Smith & Wesson’s success with the Model 1 revolver had massive repercussions for the American gun industry. With cartridge ammunition becoming the de facto standard, manufactured had to quickly pivot from the old cap and ball design. To make things worse: Smith & Wesson’s lock on the bored-through cylinder also meant that producing a competing revolver wouldn’t be legal until at least 1869 when the patent was set to expire.
Solutions to this problem showed a lot of creativity, and this pepperbox pistol from Christian Sharps was one of the more successful examples.
The gun had four separate barrels, each with its own separate firing chamber. Unlike a revolver with its rotating cylinder, this pepperbox kept its barrels stationary and instead rotated the firing pin. This meant that four rounds could be fired in rapid succession, and it could be reloaded fairly quickly. The gun’s squat proportions would have also given it an edge over the Smith & Wesson for its concealability.
Sharps started manufacturing these guns in 1859 and maintained almost continuous production until 1874, with over 85,000 examples produced during that time. This wasn’t quite comparable to Smith & Wesson manufacturing over 250,000 Model 1’s, but it bode much better than many of Smith & Wesson’s ill-fated competitors.
By 1874 the patent on the bored-through cylinder had long since expired and the revolver with the bored through cylinder had proven itself to be the pre-eminent handgun design. Not coincidentally, Christian Sharps also died in 1874. The company reorganized after his death and continued to make rifles under a few different names until it ceased operations altogether in 1881. Unlike many successful companies that continued to thrive after the death of their founder(s) (Smith & Wesson included), Sharps did not appear to have the organization in place to do that.
This particular gun has a few interesting details worth pointing out.
The grips are made of thermoplastic, which is often erroneously called “gutta percha.” Finding a set of grips as clean as these is sometimes difficult—especially with the delicate figured pattern in them.
This pistol didn’t have cartridge extractors; the spent shells would simply need to be dug out with one’s fingernail, or perhaps a pocketknife. Smith & Wesson’s only marginally better solution was to fit an extractor rod under the barrel, which necessitated the removal of the cylinder from the gun (and heaven only knows how many cylinders were thus lost). It really wasn’t until the top break revolvers of the late 19th century that a workable extractor mechanism came into being.
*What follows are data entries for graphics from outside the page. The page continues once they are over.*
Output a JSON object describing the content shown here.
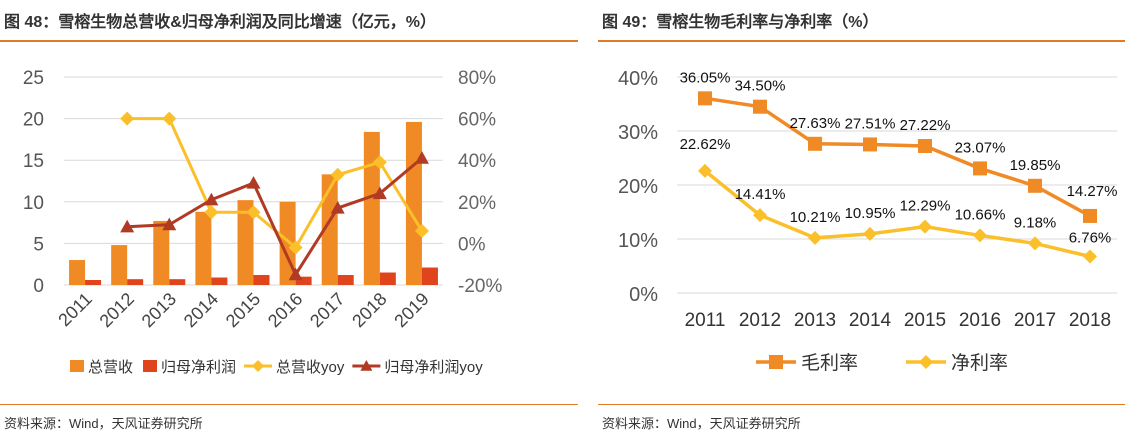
{
  "charts": [
    {
      "title": "图 48：雪榕生物总营收&归母净利润及同比增速（亿元，%）",
      "source": "资料来源：Wind，天风证券研究所"
    },
    {
      "title": "图 49：雪榕生物毛利率与净利率（%）",
      "source": "资料来源：Wind，天风证券研究所"
    }
  ],
  "chart_data": [
    {
      "type": "bar",
      "categories": [
        "2011",
        "2012",
        "2013",
        "2014",
        "2015",
        "2016",
        "2017",
        "2018",
        "2019"
      ],
      "y_left": {
        "ylim": [
          0,
          25
        ],
        "ticks": [
          "0",
          "5",
          "10",
          "15",
          "20",
          "25"
        ]
      },
      "y_right": {
        "ylim": [
          -20,
          80
        ],
        "ticks": [
          "-20%",
          "0%",
          "20%",
          "40%",
          "60%",
          "80%"
        ]
      },
      "grid": true,
      "legend": "bottom",
      "series": [
        {
          "name": "总营收",
          "kind": "bar",
          "axis": "left",
          "color": "#f08a24",
          "values": [
            3.0,
            4.8,
            7.7,
            8.8,
            10.2,
            10.0,
            13.3,
            18.4,
            19.6
          ]
        },
        {
          "name": "归母净利润",
          "kind": "bar",
          "axis": "left",
          "color": "#e0441c",
          "values": [
            0.6,
            0.7,
            0.7,
            0.9,
            1.2,
            1.0,
            1.2,
            1.5,
            2.1
          ]
        },
        {
          "name": "总营收yoy",
          "kind": "line",
          "marker": "diamond",
          "axis": "right",
          "color": "#fbbf2a",
          "values": [
            null,
            60,
            60,
            15,
            15,
            -2,
            33,
            39,
            6
          ]
        },
        {
          "name": "归母净利润yoy",
          "kind": "line",
          "marker": "triangle",
          "axis": "right",
          "color": "#b03a24",
          "values": [
            null,
            8,
            9,
            21,
            29,
            -15,
            17,
            24,
            41
          ]
        }
      ]
    },
    {
      "type": "line",
      "categories": [
        "2011",
        "2012",
        "2013",
        "2014",
        "2015",
        "2016",
        "2017",
        "2018"
      ],
      "ylim": [
        0,
        40
      ],
      "ticks": [
        "0%",
        "10%",
        "20%",
        "30%",
        "40%"
      ],
      "grid": true,
      "legend": "bottom",
      "series": [
        {
          "name": "毛利率",
          "marker": "square",
          "color": "#f08a24",
          "values": [
            36.05,
            34.5,
            27.63,
            27.51,
            27.22,
            23.07,
            19.85,
            14.27
          ],
          "labels": [
            "36.05%",
            "34.50%",
            "27.63%",
            "27.51%",
            "27.22%",
            "23.07%",
            "19.85%",
            "14.27%"
          ]
        },
        {
          "name": "净利率",
          "marker": "diamond",
          "color": "#fbbf2a",
          "values": [
            22.62,
            14.41,
            10.21,
            10.95,
            12.29,
            10.66,
            9.18,
            6.76
          ],
          "labels": [
            "22.62%",
            "14.41%",
            "10.21%",
            "10.95%",
            "12.29%",
            "10.66%",
            "9.18%",
            "6.76%"
          ]
        }
      ]
    }
  ]
}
The trigger on the Sharps Pepperbox is the same spur trigger style as many pistols from that era. Since there was no drop safety or hammer rebound mechanism, it was probably best to carry the Sharps Pepperbox with one chamber empty, lest a bump to the gun result in an accidental discharge.
Interestingly, Sharp’s initial patent on the rotating firing pin was dated December 18, 1849. He was granted another patent on January 25, 1859, which looked much more like the gun shown here. Sharps had clearly been tinkering with this design for over a decade—and ironically, it was probably Smith & Wesson’s development of cartridge load ammunition that gave Sharps the ammunition design he needed to make it work.
And work it did! For all of the Sharps Pepperbox’s foibles, it’s one of the more workable non-revolver designs from this era.
Sadly, I’ve never been able to locate Christian Sharps’ gravesite. One of his obituaries noted that he had been buried in “Vernon Center,” but there are several cemeteries in Vernon (Tolland County, CT), and I’ve found no more specific reference.